There is a lot of truth to this aspect of the film; a lot of things that I recognise from my own experience or the experiences of friends.  Of course, it's just one facet of the film - one facet that exists in the shadow of the more necessary sci-fi extravaganza  - but one that nonetheless dominates the entire first act, and feels, almost - in its construction, or in the development of its scenes - like a self-contained 'miniature-movie' that was somehow just dropped into the narrative.  Granted, there is still much of Dark of the Moon that is repellent (the racial stereotypes, the crass sexism, the homophobia, etc), but nonetheless, I still found myself floored by the honesty of these early scenes; the way the situation of the characters is tied intrinsically into the destruction of the world (almost as metaphor), as well as the more sensory aspects of Bay's approach; the impression of the film, or that experience of a film reduced to an endless blur of images, colours, sounds and movement.  The noisy chaos and disorganisation that the director is often scolded for works perfectly in the context of the story, where the sense of urgency is reflected in the urgency of the run-and-gun aesthetic, or where the reminders of 9/11 as acknowledgement of the true contemporary context of any current disaster movie, suggests a sense of heightened reality, giving this fantasy an edge of very real, very physical danger.
 

Phantom [F.W. Murnau, 1922]:
 

The necessity of the framing device is unclear until the very end.  Only then do we finally grasp the meaning of the character's initial unhappiness; his despondent disposition, which seems improbable given his obvious accomplishments; the nice house, the pretty wife, the sheltered existence, etc.  As the protagonist sits down to write out the story of his past-life, the justification of this wayward gloom becomes apparent.  That age old story of ambition, corruption and greed.  The protagonist of Murnau's film, Lorenz - a bookish clerk who works for the local government and has hopes of one day becoming a successful poet - is presented from the outset as an idle dreamer; a man sensitive to the dire circumstances of his family life - the domestic hardships of his ailing mother, the scandals of his younger sister - but is, to some extent, weak to their suffering; much preferring to lose himself in books and fiction than to face such harsh realities head-on.  It is this inability to engage with reality that ultimately leads Lorenz into peril; his blinkered view of life - not quite selfish, but still seeing the world from his own limited position - blinds him to the deceitful nature of those around him.  It is only during the course of the film - or his own retelling of it - that Lorenz is confronted by the duplicitous nature of the world; his own lack of perspective or emotional maturity leading him astray; corrupting him, like so many characters before (and since). 

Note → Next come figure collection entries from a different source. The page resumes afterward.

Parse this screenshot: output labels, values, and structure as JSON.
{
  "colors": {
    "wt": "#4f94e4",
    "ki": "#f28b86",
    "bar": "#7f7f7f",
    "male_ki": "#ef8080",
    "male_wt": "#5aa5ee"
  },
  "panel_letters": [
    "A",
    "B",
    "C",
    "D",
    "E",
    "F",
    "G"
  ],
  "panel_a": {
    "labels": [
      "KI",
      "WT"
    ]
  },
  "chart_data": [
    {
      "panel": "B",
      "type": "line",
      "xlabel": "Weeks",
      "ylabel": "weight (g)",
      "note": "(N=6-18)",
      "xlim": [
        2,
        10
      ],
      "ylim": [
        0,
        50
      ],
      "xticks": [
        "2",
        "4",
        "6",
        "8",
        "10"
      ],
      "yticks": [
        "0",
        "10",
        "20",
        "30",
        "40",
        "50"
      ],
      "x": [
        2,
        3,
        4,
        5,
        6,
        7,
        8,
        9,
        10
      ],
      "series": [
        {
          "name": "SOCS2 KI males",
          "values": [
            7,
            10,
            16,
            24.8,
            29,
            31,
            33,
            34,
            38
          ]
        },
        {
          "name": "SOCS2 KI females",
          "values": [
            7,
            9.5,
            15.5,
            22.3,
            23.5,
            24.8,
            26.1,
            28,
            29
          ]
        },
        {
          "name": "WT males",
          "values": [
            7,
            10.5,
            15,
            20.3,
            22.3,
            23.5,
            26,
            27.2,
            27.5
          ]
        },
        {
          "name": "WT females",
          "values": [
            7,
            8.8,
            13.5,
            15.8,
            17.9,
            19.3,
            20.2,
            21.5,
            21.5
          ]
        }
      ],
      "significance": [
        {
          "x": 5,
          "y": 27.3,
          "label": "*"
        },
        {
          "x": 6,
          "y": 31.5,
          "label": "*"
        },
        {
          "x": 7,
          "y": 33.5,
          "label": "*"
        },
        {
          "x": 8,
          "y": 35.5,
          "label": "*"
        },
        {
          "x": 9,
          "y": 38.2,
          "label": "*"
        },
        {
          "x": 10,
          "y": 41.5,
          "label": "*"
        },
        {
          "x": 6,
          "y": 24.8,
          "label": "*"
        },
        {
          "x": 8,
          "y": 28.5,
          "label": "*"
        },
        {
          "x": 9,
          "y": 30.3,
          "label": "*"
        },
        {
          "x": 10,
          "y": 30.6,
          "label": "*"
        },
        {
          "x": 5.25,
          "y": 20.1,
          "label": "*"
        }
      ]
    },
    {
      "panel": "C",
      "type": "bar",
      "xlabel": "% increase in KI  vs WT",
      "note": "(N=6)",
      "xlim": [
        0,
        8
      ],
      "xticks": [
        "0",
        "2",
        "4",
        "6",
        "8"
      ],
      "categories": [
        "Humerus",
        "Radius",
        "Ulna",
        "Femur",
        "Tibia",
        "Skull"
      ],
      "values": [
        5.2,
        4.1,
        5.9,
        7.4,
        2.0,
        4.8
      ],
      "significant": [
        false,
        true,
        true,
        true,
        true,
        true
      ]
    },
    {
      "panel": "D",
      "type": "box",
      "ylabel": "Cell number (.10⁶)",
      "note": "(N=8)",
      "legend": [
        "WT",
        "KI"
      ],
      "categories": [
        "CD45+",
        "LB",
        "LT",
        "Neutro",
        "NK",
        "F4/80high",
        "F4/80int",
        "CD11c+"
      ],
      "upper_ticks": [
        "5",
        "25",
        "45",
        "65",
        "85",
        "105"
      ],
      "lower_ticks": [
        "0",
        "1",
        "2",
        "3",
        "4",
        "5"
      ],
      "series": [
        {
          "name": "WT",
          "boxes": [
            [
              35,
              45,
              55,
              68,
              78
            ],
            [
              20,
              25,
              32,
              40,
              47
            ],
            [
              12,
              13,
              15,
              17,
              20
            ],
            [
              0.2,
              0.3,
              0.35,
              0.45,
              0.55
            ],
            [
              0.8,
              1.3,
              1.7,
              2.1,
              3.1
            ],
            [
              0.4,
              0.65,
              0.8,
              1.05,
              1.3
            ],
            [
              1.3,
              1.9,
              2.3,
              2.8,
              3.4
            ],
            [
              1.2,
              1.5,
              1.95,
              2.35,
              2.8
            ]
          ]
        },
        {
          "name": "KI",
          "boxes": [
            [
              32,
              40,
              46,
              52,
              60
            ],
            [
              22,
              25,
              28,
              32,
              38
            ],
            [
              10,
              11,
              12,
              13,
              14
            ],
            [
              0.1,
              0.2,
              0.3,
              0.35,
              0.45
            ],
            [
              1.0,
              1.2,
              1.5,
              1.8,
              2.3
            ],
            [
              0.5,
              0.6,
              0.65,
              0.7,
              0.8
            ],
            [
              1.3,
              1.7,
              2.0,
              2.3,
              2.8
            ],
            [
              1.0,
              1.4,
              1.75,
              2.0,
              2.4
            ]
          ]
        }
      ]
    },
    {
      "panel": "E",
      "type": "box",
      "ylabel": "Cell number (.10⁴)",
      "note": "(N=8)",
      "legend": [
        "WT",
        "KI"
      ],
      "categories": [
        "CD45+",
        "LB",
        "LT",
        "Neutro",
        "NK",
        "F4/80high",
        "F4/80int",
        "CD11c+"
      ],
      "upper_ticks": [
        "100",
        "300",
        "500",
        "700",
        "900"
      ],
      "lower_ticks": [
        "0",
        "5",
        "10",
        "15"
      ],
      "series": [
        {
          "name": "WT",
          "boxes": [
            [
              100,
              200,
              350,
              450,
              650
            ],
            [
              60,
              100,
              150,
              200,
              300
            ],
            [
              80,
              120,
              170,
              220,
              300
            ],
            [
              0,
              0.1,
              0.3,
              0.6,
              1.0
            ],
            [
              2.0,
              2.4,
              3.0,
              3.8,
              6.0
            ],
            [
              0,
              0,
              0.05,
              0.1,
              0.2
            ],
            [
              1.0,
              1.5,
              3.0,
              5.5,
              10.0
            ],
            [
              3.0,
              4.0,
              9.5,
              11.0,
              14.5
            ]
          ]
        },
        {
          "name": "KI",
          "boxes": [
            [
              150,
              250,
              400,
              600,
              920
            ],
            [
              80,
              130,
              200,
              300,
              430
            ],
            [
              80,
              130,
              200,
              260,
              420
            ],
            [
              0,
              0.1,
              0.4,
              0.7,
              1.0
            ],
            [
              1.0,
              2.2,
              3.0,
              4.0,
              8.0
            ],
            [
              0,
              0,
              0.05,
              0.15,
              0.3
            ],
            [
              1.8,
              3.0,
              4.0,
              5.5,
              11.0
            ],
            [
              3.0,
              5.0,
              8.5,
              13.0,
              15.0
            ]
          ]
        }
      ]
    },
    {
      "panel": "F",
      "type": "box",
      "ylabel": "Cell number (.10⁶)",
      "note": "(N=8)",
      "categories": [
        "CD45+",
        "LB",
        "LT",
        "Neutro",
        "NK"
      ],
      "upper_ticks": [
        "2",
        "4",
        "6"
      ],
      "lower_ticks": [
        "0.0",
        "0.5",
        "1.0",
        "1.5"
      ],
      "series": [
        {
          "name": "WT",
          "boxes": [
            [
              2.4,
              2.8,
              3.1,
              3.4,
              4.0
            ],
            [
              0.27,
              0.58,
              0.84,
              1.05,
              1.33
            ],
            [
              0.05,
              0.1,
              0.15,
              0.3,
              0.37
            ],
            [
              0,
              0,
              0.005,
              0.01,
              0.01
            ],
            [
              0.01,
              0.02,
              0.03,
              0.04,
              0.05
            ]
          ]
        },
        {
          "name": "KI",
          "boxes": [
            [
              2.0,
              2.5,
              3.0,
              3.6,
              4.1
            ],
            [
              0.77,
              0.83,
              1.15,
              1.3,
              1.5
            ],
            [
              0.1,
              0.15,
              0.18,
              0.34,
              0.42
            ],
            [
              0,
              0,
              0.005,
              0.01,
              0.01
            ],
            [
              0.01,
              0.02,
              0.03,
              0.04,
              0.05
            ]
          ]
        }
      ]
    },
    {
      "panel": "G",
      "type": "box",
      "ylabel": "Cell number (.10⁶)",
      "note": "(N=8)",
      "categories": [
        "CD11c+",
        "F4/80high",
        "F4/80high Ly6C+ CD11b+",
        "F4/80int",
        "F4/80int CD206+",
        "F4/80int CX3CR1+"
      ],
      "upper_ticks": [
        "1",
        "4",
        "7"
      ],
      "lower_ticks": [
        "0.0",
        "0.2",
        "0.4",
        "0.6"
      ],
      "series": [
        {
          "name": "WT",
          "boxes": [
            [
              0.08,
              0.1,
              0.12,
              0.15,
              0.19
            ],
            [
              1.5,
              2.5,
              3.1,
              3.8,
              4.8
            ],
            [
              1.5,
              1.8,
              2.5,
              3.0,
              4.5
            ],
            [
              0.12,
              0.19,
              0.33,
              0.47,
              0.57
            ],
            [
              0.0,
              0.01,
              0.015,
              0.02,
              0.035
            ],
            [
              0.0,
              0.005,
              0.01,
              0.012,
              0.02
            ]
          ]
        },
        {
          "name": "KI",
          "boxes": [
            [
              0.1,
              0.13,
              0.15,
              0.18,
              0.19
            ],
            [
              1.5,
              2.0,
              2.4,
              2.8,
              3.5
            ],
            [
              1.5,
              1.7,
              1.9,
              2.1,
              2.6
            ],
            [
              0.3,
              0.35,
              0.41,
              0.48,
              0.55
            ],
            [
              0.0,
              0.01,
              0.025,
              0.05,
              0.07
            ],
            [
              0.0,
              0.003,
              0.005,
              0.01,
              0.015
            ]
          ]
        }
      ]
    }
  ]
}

In this respect, the narrative of the film is not so remarkable; just a standard melodrama with a crime and punishment edge.  However, it's the adaptation of the film that makes it work.  That initial framing device - the extended flashback - allows Murnau and his writer Thea von Harbou to imbue the film with an aspect of meta-fiction; an acknowledgement of the story's inherent fabrication.  As such, the film becomes a sort of confessional, informed by the central character's own recollections of events and therefore marked by a more personal and somewhat 'subjective' sensibility.  By recognising the voice of the protagonist - as 'narrator' - Murnau is able to be more creative with his depiction of the character's eventual descent.  In one sequence, the feeling of isolation felt by the tortured Lorenz (his sense of paranoia; of the world closing in on him) is depicted literally, with the buildings collapsing, three-dimensionally - like in a children's 'pop-up' book - suffocating the character and recalling a similar, more famous image from the recent blockbuster Inception (2010).  It is this haunted, dreamlike aspect to the subjective stylisation of the film that for me separates (or elevates) Phantom from the many other silent melodramas that deal with similar concerns.